Of course not all the chance-met strangers on the road left much of an afterglow. There were the weird vinegar-faced walkers who looked straight through us when I said “Good morning” and my son gave them a shy wave; the walkers in enough gear for an attempt on the Khumbu Icefall who were angered at being passed on a hill by a man in ordinary clothes carrying a child; the unsympathetic drivers of fat vehicles on narrow lanes; and then there was the red-haired young taxi driver who drove us home one night in a silent rage because we’d asked him to take a less winding route to spare the children’s carsickness—all part of the rich tapestry of life.
I don’t have a particular point in mind in telling you all this, I’m not trying to make these experiences into a neat little lesson, but I remember Joseph Conrad’s words about human fellowship (and ships):
All vessels are handled in the same way as far as theory goes, just as you may deal with all men on broad and rigid principles. But if you want that success in life which comes from the affection and confidence of your fellows, then with no two men, however similar they may appear in their nature, will you deal in the same way.
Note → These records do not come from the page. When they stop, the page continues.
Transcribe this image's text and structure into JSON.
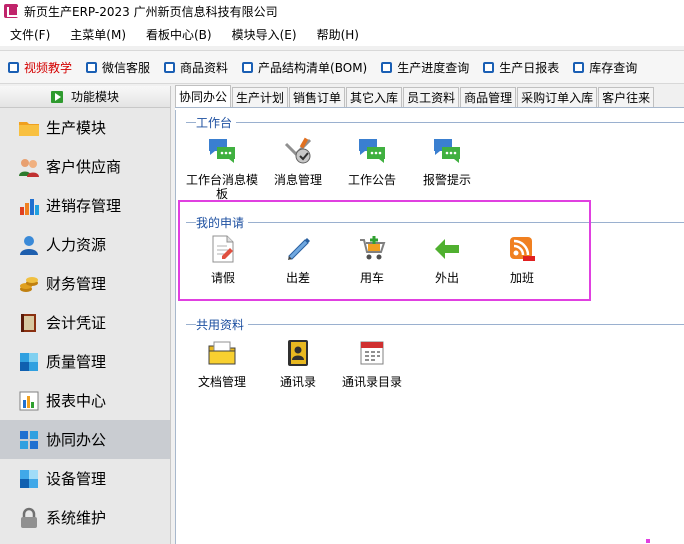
{
  "window": {
    "title": "新页生产ERP-2023 广州新页信息科技有限公司"
  },
  "menu": [
    "文件(F)",
    "主菜单(M)",
    "看板中心(B)",
    "模块导入(E)",
    "帮助(H)"
  ],
  "toolbar": [
    "视频教学",
    "微信客服",
    "商品资料",
    "产品结构清单(BOM)",
    "生产进度查询",
    "生产日报表",
    "库存查询"
  ],
  "sidebar": {
    "header": "功能模块",
    "items": [
      {
        "label": "生产模块",
        "icon": "folder-icon"
      },
      {
        "label": "客户供应商",
        "icon": "users-icon"
      },
      {
        "label": "进销存管理",
        "icon": "bar-chart-icon"
      },
      {
        "label": "人力资源",
        "icon": "person-icon"
      },
      {
        "label": "财务管理",
        "icon": "coins-icon"
      },
      {
        "label": "会计凭证",
        "icon": "book-icon"
      },
      {
        "label": "质量管理",
        "icon": "quality-icon"
      },
      {
        "label": "报表中心",
        "icon": "report-icon"
      },
      {
        "label": "协同办公",
        "icon": "grid-icon"
      },
      {
        "label": "设备管理",
        "icon": "device-icon"
      },
      {
        "label": "系统维护",
        "icon": "lock-icon"
      }
    ],
    "active_index": 8
  },
  "tabs": [
    "协同办公",
    "生产计划",
    "销售订单",
    "其它入库",
    "员工资料",
    "商品管理",
    "采购订单入库",
    "客户往来"
  ],
  "groups": [
    {
      "title": "工作台",
      "items": [
        "工作台消息模板",
        "消息管理",
        "工作公告",
        "报警提示"
      ]
    },
    {
      "title": "我的申请",
      "items": [
        "请假",
        "出差",
        "用车",
        "外出",
        "加班"
      ]
    },
    {
      "title": "共用资料",
      "items": [
        "文档管理",
        "通讯录",
        "通讯录目录"
      ]
    }
  ],
  "colors": {
    "highlight": "#e040e0",
    "group_title": "#1c4fa0",
    "active_sidebar": "#c9ccd1",
    "toolbar_red": "#d40000"
  }
}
There may be a rule of conduct; there is no rule of human fellowship. To deal with men is as fine an art as it is to deal with ships. Both men and ships live in an unstable element, are subject to subtle and powerful influences, and want to have their merits understood rather than their faults found out…. And, like all fine arts, it must be based upon a broad, solid sincerity, which, like a law of Nature, rules an infinity of different phenomena. Your endeavour must be single-minded. You would talk differently to a coal-heaver and to a professor. But is this duplicity? I deny it. The truth consists in the genuineness of the feeling, in the genuine recognition of the two men, so similar and so different, as your two partners in the hazard of life. (Joseph Conrad, The Mirror of the Sea)
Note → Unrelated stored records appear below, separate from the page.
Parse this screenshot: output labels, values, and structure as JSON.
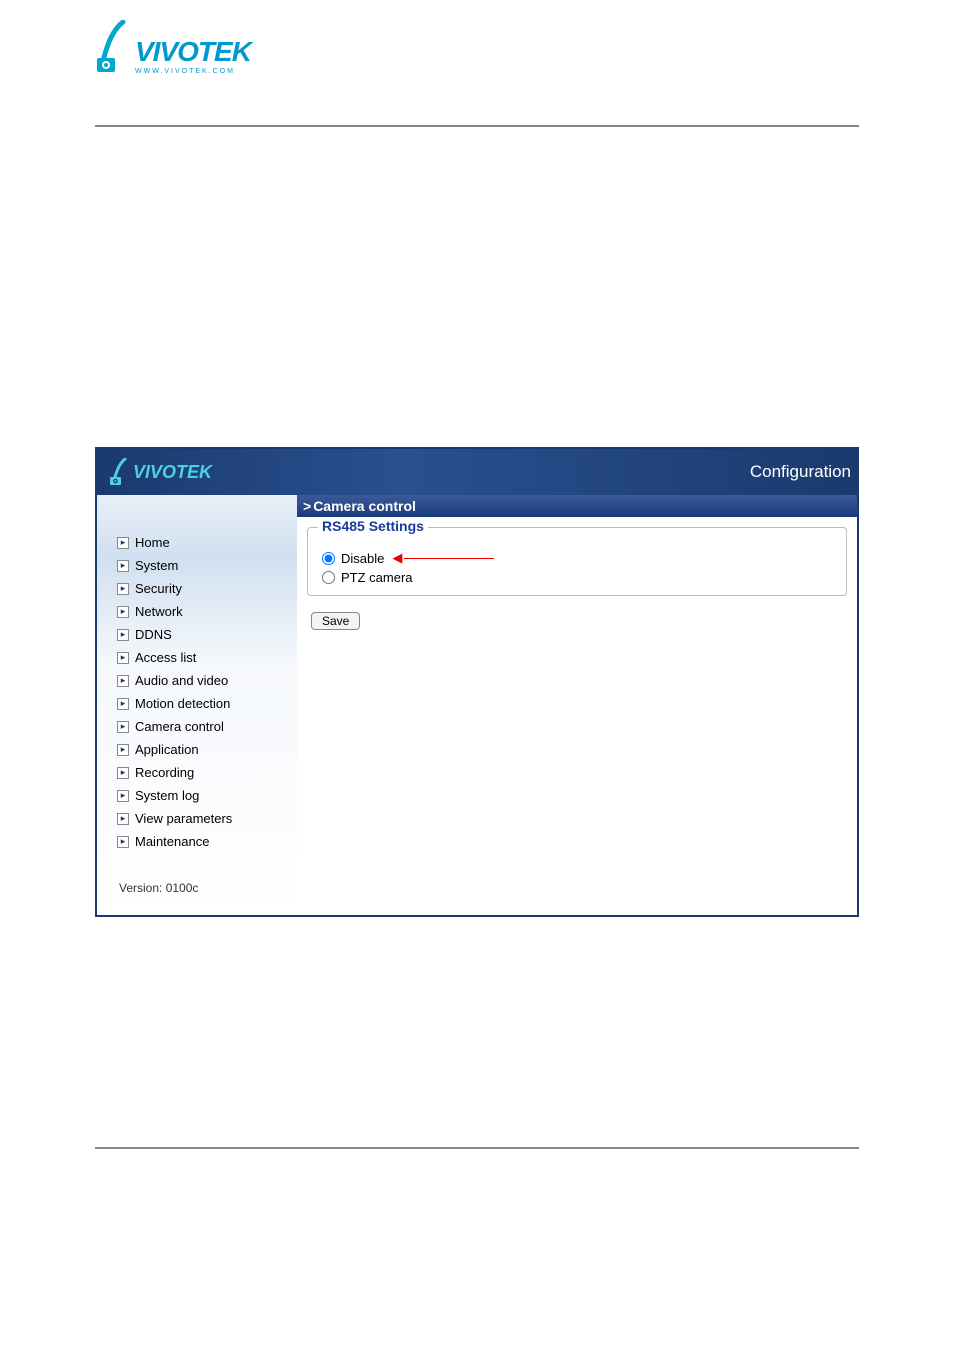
{
  "page_logo": {
    "brand": "VIVOTEK",
    "tagline": "WWW.VIVOTEK.COM"
  },
  "app": {
    "header": {
      "brand": "VIVOTEK",
      "config_label": "Configuration"
    },
    "sidebar": {
      "items": [
        {
          "label": "Home"
        },
        {
          "label": "System"
        },
        {
          "label": "Security"
        },
        {
          "label": "Network"
        },
        {
          "label": "DDNS"
        },
        {
          "label": "Access list"
        },
        {
          "label": "Audio and video"
        },
        {
          "label": "Motion detection"
        },
        {
          "label": "Camera control"
        },
        {
          "label": "Application"
        },
        {
          "label": "Recording"
        },
        {
          "label": "System log"
        },
        {
          "label": "View parameters"
        },
        {
          "label": "Maintenance"
        }
      ],
      "version_label": "Version: 0100c"
    },
    "main": {
      "title": "Camera control",
      "fieldset_title": "RS485 Settings",
      "radio_disable": "Disable",
      "radio_ptz": "PTZ camera",
      "save_label": "Save"
    }
  }
}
I’ve always loved the phrase “partners in the hazard of life”.
(Side note: if you squint you can see my son’s tiny hand resting on my shoulder in the headshot I’ve been using for bylines, LinkedIn, etc. The full picture has me sitting on a wall by a tarn with him on my back and a lamb jumping through the air behind us.)
NB This piece was inspired by my friend Felicity Inkpen’s post here.
Paul Fishman (Skelsmergh, November 2025)
It’s not implausible that in 1989 a faction within the state decided that Ceaușescu’s time was up, meaning that the revolution might not have been quite as spontaneous as it seemed. I’ve read this in various mainstream publications.



Paul, a lovely piece, thank you for writing it.
The most profound lessons in humanity often arrive unannounced. That’s the real art, the “fine art,” as Conrad calls it, of human fellowship: not pretending everyone is perfect, but recognizing that everyone is trying. And yes, partners in the hazard of life. Such a nice phrase. You made space for others to share theirs too. We’re all carrying someone, or something, on our backs. And sometimes, the only thing that keeps us moving is the voice of a stranger who says, “Good lad,” or “Tell me what’s going on,” or even, “Call that baggage?”
Thanks for reminding us the world is still full of such moments, fragile, fleeting, and fiercely alive.
I really enjoyed reading this. Especially the experiences with the taxi drivers.